CHP İstanbul Milletvekili Mehmet Bekaroğlu, "Ülkeyi yönetenler, yaşanan ekonomik sıkıntılar üzerinden değil de toplumsal kutuplaşma üzerinden milletin oy kullanmasını, seçim davranışını ortaya koymasını istiyorlar." dedi.
Bekaroğlu, Mecliste düzenlediği basın toplantısında, Cumhurbaşkanı Recep Tayyip Erdoğan'ın son günlerde bir "sokak" tartışması başlattığını, CHP Genel Başkanı Kemal Kılıçdaroğlu'na "çıkarsın, çıkamazsın", "gidersin gidemezsin" söylemlerinin yanı sıra bir gazetecinin soyadı üzerinden alaycı şekilde değerlendirmelerde bulunduğunu söyledi.
Türkiye sokaklarında yelekli kimsenin olmadığını ifade eden Bekaroğlu, "Türkiye tımarhane gibi görünüyor ama ortaya atılan tartışmalar bana göre siyasi parti liderlerinin her hafta önüne gelen anketlerin sonucu. Ülkeyi yönetenler, yaşanan ekonomik sıkıntılar üzerinden değil de toplumsal kutuplaşma üzerinden milletin oy kullanmasını, seçim davranışını ortaya koymasını istiyorlar." diye konuştu.

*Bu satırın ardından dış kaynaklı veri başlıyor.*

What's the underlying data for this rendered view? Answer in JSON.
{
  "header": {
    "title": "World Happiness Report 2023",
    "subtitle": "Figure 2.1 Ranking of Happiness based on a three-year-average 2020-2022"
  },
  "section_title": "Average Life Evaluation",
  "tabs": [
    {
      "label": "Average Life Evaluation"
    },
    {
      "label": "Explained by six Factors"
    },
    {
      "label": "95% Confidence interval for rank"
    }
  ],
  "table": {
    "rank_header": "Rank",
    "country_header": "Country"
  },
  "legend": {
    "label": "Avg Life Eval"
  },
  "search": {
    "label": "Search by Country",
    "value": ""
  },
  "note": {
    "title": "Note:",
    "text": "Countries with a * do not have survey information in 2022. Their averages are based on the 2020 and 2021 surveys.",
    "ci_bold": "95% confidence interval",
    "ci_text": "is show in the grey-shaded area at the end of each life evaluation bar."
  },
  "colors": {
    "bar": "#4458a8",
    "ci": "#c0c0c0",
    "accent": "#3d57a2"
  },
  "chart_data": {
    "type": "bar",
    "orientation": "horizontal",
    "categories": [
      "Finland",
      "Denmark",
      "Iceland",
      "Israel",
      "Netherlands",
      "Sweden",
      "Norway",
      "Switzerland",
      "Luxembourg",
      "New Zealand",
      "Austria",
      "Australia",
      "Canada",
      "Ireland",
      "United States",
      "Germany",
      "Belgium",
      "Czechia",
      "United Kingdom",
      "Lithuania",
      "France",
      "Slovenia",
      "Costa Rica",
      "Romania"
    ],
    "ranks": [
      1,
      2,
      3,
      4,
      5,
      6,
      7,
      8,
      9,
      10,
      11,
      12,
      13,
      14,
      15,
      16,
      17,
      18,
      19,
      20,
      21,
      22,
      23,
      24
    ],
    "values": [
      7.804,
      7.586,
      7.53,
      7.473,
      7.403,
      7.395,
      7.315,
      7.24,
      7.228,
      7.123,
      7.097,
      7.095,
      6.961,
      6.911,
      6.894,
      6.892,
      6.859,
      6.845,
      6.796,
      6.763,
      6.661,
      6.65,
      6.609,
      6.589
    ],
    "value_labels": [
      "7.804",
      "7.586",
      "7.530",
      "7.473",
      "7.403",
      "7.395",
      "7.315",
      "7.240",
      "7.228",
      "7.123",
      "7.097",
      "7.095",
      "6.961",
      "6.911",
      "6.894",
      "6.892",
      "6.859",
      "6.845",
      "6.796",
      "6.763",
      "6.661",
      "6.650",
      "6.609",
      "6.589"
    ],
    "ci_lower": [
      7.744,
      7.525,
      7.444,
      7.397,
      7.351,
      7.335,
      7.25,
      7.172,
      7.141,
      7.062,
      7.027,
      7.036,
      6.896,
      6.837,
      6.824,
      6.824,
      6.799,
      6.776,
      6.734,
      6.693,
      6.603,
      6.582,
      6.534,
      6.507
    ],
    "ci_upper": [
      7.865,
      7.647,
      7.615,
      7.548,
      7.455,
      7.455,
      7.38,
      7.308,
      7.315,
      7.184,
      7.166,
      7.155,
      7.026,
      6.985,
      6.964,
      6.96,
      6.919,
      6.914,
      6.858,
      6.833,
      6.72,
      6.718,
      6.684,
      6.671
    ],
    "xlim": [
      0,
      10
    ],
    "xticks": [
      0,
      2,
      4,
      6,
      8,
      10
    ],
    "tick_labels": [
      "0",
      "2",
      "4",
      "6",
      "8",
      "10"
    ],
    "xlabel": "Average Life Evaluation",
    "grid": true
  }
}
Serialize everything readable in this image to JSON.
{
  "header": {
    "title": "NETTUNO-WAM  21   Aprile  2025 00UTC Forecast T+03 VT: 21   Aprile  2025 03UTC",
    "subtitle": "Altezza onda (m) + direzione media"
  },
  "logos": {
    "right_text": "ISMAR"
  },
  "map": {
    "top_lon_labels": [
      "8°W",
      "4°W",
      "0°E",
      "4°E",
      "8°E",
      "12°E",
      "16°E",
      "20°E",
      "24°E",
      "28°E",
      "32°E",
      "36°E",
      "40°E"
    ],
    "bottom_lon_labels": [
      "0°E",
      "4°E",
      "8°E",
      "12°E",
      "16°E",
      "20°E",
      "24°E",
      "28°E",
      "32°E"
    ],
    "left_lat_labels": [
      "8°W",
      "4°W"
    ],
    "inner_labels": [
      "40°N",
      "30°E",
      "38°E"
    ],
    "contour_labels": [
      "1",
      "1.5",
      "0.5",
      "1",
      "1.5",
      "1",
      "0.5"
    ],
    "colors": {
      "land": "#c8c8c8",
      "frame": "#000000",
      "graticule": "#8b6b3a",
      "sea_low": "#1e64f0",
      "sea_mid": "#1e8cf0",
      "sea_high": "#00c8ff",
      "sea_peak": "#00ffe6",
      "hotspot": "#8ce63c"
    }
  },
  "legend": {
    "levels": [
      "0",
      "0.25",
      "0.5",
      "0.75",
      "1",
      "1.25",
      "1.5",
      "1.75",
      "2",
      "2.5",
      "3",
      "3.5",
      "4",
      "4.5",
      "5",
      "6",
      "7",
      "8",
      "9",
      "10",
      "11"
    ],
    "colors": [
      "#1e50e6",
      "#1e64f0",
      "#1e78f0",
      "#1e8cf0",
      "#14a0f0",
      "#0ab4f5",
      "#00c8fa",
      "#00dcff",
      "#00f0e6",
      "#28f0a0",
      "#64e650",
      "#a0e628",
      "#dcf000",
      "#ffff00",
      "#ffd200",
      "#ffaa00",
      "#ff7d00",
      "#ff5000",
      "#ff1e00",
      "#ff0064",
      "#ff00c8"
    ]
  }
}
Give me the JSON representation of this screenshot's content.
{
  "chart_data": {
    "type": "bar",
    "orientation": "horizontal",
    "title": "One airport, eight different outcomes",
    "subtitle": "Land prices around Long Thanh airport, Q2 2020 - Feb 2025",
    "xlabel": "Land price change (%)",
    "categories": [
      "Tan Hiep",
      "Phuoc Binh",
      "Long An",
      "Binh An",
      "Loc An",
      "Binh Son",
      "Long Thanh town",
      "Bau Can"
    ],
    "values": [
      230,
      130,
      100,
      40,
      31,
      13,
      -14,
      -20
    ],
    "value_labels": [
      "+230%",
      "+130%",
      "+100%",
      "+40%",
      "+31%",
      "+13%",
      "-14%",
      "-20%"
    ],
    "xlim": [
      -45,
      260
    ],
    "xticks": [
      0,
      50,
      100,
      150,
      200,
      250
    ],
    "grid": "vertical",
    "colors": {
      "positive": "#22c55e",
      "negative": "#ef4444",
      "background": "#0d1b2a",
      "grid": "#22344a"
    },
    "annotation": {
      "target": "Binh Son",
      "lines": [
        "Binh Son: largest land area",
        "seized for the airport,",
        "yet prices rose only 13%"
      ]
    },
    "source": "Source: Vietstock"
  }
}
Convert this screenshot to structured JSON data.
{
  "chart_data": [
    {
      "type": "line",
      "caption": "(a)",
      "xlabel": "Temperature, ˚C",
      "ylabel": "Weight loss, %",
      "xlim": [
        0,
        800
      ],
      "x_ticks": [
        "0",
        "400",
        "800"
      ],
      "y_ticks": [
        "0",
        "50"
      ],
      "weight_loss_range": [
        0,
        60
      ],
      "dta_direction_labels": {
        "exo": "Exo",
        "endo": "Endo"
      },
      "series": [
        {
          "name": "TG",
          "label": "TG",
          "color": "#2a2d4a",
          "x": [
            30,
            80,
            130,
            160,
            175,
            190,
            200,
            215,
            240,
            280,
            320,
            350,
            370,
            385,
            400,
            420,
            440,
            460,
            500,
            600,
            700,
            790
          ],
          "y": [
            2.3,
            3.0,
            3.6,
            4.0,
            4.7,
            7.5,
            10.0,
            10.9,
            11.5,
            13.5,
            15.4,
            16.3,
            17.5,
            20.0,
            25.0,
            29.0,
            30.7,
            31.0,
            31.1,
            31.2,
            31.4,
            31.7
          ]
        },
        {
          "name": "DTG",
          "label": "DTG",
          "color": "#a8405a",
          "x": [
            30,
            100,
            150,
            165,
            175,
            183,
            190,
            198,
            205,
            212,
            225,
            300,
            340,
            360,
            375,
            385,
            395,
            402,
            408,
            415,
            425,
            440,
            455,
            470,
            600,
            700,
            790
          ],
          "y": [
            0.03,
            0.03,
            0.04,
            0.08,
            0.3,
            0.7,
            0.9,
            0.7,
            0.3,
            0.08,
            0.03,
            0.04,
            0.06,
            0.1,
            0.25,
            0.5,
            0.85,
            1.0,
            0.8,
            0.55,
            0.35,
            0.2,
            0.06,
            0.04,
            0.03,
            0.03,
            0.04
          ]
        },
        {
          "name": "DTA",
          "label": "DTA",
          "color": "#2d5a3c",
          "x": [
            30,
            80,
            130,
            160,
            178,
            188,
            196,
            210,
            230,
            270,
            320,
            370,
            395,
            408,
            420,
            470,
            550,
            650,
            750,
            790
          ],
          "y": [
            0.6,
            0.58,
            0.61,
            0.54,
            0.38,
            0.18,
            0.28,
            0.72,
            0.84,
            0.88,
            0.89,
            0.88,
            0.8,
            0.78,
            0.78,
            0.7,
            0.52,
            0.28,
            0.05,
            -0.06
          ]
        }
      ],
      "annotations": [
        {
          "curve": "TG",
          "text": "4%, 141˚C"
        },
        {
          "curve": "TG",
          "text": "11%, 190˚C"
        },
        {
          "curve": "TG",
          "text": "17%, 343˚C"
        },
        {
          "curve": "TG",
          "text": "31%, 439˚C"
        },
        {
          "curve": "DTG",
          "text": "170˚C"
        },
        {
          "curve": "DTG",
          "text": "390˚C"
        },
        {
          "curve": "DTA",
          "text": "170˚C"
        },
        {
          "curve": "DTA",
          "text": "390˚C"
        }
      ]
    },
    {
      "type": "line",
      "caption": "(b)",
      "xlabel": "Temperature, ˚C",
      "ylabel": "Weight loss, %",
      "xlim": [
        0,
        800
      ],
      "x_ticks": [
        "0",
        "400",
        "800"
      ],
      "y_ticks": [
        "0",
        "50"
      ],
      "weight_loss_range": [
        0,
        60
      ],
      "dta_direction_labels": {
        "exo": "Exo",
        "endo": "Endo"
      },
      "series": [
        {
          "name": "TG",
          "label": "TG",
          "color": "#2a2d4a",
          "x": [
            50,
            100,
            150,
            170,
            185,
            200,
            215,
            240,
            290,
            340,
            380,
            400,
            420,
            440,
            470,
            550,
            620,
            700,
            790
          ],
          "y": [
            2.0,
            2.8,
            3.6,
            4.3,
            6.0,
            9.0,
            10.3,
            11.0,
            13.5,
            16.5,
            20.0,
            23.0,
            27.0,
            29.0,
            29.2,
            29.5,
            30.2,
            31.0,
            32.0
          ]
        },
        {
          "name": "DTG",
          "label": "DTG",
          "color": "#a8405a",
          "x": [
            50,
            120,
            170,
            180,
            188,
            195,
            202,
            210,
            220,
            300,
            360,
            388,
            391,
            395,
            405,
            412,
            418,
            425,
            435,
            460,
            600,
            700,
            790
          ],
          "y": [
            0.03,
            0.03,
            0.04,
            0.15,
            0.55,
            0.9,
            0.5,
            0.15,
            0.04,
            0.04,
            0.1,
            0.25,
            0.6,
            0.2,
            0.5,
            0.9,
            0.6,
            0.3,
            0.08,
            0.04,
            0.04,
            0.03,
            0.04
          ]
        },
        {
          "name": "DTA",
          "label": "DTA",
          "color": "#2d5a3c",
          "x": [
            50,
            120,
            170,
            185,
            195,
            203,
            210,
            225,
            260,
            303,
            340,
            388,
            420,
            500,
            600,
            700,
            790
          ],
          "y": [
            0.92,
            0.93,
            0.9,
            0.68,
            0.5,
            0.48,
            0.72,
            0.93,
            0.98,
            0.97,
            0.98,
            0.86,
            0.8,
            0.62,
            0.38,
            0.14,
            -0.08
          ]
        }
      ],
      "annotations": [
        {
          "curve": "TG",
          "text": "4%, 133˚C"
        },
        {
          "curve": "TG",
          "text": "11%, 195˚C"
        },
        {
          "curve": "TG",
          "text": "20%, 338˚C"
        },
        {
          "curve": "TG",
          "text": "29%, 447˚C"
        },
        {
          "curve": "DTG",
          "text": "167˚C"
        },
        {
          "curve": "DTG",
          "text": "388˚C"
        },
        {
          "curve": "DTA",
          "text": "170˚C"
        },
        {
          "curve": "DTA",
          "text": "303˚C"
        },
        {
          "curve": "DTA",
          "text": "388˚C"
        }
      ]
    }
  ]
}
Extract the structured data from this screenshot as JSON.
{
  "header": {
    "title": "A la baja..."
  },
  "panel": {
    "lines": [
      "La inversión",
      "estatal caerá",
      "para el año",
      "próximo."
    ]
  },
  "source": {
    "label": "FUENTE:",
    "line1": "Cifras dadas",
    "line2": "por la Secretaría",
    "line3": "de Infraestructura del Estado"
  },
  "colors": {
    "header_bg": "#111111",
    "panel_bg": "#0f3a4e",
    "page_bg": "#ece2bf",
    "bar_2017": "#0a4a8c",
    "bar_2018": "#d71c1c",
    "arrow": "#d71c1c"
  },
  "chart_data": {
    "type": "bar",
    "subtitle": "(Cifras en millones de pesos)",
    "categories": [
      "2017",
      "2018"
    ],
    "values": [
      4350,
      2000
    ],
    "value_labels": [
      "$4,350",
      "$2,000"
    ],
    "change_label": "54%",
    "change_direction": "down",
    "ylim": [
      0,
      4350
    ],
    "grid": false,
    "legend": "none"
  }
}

Bekaroğlu, iflas eden şirketlerin, sayıları giderek artan konkordato ilanlarının ve sanayi üretiminin düşmesinin görülmesinin istenmediğini savunarak, "Bankalarda ciddi sıkışıklıklar var. Hazine ve Maliye Bakanı her gün yeni bir enstrüman ortaya koyarak finans cambazlığı yapıyor." dedi.
Hükümetin, milletin Asgari Ücret Tespit Komisyonunun faaliyetlerini görmesini istemediğini öne süren Bekaroğlu, bunun sebebinin Cumhurbaşkanının maaşına yüzde 26'lık zam yapılmasına karşılık millete yüzde 10-11 civarında zam öngörülmesi olduğunu dile getirdi.
Milletin bunu sorgulamasının istenmediğini ileri süren Bekaroğlu, şöyle devam etti:
"Bir tür cambazlık yapılıyor. Milletin mutfak üzerinden, yaşadığı hayat pahalılığı üzerinden karar vermesini istemiyorlar. Son günlerde yaşanan sokak tartışmalarının sebebi budur. Cumhurbaşkanı, ana muhalefet partisi genel başkanı hakkında 'Çıkın meydana bakalım, bu millet size ne yapacak' diyor. Cumhurbaşkanı bir ülkede iç savaş kışkırtıcılığı yapar mı? Hayır, bu bir delilik değildir. Hem Bahçeli'nin hem Sayın Erdoğan'ın akılları başlarındadır. Yaptıkları şey kutuplaşmayı derinleştirmektir ama ellerinde başka argümanları kalmadı. Artık ülkeyi iç savaş noktasına götürüp milletten bu şekilde oy almaya çalışacaklar. Burada kazanılacak seçim kimseye yaramaz."